MYSTERY still surrounds the sale of Boston’s historic Assembly Rooms – but the borough council leader insists the deal is necessary to stop the authority losing a ‘significant’ amount of money.
The town centre landmark was put on the market with a guide price of £445,000 and at the end of July was revealed to have been ‘sold subject to contracts’.
Last week The Standard attempted to shed light on the type or name of the business involved in the deal by requesting a record of the decision, as outlined by the Local Government Act.
In response the council confirmed the information already released and said further details are defined as ‘exempt’ by the act.
It said the decision to sell the building dates back to December 2, 2006.
Council leader Peter Bedford said: “At this stage it is still in the ownership of Boston Borough Council and until the contracts are signed and exchanged we can’t say any more.
“As it stands at the moment you have got to take into consideration the amount of money that that’s costing ratepayers of Boston every week.
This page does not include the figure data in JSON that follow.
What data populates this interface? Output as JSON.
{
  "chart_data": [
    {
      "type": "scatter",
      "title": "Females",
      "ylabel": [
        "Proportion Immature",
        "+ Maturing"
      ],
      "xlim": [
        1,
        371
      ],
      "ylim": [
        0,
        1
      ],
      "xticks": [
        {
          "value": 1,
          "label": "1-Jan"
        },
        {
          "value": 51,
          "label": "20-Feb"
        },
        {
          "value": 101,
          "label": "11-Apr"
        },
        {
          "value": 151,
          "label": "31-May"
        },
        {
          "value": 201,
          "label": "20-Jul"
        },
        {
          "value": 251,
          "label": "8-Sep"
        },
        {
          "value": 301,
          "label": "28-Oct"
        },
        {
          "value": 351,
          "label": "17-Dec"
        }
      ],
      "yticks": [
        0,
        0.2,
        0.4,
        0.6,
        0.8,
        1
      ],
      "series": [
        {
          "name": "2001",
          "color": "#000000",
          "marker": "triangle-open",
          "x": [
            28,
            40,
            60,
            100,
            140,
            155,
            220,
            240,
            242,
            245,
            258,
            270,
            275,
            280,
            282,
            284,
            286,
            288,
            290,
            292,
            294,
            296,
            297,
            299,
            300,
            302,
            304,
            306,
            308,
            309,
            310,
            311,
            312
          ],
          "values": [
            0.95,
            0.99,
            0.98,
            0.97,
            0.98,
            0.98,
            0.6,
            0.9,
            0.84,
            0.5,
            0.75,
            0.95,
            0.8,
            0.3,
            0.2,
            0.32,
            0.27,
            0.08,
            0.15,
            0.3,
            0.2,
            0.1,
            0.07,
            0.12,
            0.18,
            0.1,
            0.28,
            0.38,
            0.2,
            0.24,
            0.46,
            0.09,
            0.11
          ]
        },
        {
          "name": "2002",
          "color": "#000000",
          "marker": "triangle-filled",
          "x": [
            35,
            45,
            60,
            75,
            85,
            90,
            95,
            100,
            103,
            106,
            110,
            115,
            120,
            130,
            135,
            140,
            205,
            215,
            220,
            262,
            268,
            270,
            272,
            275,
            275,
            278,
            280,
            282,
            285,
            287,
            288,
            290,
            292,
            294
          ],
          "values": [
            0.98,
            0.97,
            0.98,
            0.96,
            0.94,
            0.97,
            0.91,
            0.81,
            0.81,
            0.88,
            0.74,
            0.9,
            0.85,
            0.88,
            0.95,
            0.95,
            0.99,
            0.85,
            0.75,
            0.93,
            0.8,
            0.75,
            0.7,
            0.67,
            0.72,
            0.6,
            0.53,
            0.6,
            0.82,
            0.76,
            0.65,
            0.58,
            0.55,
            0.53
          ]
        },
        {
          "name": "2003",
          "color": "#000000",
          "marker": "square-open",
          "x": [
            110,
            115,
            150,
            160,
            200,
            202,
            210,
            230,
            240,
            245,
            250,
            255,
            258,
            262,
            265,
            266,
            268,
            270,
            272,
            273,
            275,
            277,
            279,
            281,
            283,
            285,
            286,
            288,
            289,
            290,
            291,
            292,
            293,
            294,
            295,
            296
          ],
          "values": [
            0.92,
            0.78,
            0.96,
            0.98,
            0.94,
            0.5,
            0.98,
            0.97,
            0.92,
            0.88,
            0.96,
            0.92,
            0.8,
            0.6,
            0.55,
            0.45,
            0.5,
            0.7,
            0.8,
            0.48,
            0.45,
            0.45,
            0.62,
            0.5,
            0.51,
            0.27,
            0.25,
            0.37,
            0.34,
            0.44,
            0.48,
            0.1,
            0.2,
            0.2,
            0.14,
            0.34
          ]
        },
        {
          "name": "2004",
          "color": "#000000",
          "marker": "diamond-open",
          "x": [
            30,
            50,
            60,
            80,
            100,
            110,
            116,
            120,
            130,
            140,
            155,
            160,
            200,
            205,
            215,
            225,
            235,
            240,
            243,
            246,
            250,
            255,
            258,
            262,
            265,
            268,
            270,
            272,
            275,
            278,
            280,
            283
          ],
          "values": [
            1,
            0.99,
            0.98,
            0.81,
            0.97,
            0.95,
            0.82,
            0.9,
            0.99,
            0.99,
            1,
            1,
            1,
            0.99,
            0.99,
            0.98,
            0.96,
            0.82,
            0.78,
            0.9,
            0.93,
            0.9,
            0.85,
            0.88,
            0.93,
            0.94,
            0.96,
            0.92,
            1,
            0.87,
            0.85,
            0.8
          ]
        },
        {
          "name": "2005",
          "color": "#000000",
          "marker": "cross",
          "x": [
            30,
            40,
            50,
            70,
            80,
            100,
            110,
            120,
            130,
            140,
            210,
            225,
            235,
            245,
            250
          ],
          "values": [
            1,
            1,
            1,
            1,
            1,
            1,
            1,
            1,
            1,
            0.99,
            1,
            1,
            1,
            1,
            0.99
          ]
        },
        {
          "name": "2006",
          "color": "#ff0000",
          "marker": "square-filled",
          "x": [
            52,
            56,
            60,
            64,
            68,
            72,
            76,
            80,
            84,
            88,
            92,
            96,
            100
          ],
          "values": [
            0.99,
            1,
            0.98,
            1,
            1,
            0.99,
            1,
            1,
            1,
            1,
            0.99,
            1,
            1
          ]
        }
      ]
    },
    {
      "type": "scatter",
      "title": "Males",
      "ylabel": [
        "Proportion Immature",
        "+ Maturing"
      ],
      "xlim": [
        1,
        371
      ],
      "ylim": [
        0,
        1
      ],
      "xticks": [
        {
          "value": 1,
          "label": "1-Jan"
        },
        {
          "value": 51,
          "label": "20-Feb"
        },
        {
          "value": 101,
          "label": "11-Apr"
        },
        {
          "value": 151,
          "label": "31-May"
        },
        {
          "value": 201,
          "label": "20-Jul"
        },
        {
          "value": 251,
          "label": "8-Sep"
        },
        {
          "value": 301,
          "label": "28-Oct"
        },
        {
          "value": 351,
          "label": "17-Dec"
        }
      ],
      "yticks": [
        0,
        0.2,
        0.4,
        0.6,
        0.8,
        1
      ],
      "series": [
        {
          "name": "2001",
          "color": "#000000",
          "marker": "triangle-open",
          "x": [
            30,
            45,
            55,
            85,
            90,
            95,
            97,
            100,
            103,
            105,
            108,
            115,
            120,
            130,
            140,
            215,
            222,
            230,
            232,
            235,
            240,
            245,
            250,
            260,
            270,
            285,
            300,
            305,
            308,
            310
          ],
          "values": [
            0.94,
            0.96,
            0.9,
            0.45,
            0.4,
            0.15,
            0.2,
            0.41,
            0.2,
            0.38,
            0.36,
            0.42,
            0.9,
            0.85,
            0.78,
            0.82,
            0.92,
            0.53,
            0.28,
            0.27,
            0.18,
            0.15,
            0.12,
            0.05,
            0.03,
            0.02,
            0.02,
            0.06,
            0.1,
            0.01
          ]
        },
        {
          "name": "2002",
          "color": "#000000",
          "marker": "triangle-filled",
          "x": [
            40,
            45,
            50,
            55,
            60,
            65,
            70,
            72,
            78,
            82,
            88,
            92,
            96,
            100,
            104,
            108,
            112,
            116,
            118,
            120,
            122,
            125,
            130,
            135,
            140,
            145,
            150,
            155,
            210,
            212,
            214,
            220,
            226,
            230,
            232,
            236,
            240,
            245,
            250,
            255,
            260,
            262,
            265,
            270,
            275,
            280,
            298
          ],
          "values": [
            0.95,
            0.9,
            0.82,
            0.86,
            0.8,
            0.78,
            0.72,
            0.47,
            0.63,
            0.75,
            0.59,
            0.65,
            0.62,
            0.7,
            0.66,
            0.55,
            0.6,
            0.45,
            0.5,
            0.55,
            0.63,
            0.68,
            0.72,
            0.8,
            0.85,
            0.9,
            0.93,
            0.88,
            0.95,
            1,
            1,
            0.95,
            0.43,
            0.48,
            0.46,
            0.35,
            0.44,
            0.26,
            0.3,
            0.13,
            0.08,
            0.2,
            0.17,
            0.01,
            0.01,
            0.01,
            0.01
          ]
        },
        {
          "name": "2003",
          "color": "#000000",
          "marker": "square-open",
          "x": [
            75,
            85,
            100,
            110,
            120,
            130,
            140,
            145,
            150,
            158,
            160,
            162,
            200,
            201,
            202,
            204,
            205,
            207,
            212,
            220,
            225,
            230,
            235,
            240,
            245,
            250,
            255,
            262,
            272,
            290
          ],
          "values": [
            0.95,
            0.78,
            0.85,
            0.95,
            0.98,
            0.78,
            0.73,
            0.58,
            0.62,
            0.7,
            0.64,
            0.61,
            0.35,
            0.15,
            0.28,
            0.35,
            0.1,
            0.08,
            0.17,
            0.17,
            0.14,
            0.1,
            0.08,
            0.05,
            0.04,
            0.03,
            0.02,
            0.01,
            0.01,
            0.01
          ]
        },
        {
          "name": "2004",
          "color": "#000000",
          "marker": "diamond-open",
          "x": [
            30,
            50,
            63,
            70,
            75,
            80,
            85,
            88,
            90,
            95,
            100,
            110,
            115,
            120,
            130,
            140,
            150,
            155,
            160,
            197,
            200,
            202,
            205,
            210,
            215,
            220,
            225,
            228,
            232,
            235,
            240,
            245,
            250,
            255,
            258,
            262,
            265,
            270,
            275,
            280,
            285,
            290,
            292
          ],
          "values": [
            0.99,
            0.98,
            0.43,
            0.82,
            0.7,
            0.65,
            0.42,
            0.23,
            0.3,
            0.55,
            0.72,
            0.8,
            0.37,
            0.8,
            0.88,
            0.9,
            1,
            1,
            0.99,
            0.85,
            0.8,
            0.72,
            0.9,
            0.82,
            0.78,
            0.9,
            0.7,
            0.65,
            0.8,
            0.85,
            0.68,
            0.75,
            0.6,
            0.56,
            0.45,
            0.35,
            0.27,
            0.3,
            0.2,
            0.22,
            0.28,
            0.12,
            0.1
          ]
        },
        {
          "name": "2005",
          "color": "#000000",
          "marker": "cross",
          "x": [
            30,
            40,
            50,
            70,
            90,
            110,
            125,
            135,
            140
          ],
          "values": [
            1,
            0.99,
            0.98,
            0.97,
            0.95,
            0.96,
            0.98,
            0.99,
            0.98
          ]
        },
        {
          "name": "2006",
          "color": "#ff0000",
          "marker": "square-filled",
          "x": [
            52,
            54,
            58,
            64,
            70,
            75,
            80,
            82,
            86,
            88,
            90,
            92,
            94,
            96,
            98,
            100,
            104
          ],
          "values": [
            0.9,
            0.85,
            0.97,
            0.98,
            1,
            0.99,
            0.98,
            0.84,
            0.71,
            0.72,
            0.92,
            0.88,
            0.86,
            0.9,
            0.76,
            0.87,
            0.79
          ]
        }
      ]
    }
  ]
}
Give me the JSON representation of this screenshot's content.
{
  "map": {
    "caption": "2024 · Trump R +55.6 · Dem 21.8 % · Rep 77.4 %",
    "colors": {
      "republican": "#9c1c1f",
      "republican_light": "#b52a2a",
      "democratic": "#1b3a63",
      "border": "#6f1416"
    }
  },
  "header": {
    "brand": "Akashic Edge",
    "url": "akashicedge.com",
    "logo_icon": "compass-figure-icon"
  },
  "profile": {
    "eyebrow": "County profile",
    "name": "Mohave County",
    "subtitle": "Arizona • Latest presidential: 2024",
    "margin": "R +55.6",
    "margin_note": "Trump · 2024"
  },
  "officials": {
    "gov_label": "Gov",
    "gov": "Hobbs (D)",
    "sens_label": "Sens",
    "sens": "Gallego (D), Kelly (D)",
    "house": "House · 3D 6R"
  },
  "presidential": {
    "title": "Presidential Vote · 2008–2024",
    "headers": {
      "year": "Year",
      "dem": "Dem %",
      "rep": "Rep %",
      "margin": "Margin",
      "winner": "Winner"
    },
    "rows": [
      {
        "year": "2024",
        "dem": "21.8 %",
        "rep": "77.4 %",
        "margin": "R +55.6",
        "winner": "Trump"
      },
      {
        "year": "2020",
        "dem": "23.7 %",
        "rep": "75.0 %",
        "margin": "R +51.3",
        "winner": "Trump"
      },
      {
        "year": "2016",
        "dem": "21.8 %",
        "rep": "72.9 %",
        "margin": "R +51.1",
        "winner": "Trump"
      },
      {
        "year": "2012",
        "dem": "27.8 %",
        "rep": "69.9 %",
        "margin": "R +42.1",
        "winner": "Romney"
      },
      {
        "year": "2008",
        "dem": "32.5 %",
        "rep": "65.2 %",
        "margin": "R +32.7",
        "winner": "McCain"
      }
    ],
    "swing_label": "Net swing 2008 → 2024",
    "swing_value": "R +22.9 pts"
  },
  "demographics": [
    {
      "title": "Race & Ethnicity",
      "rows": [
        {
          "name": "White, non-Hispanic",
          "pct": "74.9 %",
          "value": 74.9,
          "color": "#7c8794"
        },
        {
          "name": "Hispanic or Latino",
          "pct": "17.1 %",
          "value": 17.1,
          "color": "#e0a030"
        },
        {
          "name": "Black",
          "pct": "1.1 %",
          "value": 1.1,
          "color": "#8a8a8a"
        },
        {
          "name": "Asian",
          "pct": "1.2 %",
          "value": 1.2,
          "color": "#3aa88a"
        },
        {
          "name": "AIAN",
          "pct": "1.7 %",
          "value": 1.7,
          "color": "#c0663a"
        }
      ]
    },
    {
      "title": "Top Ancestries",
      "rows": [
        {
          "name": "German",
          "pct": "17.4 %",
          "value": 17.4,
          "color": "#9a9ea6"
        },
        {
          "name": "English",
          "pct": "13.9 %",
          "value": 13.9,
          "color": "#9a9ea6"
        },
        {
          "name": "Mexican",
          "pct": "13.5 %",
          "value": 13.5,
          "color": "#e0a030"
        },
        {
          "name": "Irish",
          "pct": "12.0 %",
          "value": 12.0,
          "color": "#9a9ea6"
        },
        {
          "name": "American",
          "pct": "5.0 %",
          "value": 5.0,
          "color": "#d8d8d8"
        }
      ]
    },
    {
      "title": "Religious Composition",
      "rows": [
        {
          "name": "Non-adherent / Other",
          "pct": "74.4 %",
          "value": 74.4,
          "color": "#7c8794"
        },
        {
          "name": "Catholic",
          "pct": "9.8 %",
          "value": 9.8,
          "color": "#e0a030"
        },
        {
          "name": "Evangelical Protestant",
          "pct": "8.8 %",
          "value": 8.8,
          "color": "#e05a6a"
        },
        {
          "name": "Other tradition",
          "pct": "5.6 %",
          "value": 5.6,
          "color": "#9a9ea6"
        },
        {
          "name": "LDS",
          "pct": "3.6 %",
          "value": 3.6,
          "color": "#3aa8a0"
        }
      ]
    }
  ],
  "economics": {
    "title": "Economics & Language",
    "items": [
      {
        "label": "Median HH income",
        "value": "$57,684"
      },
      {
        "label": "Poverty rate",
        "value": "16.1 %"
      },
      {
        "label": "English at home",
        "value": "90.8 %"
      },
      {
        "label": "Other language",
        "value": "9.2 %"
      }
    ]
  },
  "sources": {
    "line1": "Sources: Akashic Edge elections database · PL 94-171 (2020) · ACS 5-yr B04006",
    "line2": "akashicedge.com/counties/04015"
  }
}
“I can’t say the figure but it’s a substantial amount of money lost every week.”
It has also previously been stated that in the region of £150,00 would need to be spent on the exterior alone.
A campaign has been set up to oppose the possible loss of the public toilets at the Assembly Rooms.
Coun Bedford said it was not possible to oblige the new owner to keep the loos open.
He said: “We are selling the buildings full stop. We can’t put caveats in. None of the bidders wanted anything like that putting into it.
“At the end of the day the purchaser of the buildings will decide what happens to things like that.
“If the sale goes ahead then we can use part of the money for the Cattle Market toilets and probably the bus station.”
The sale is expected to be complete by the end of the year.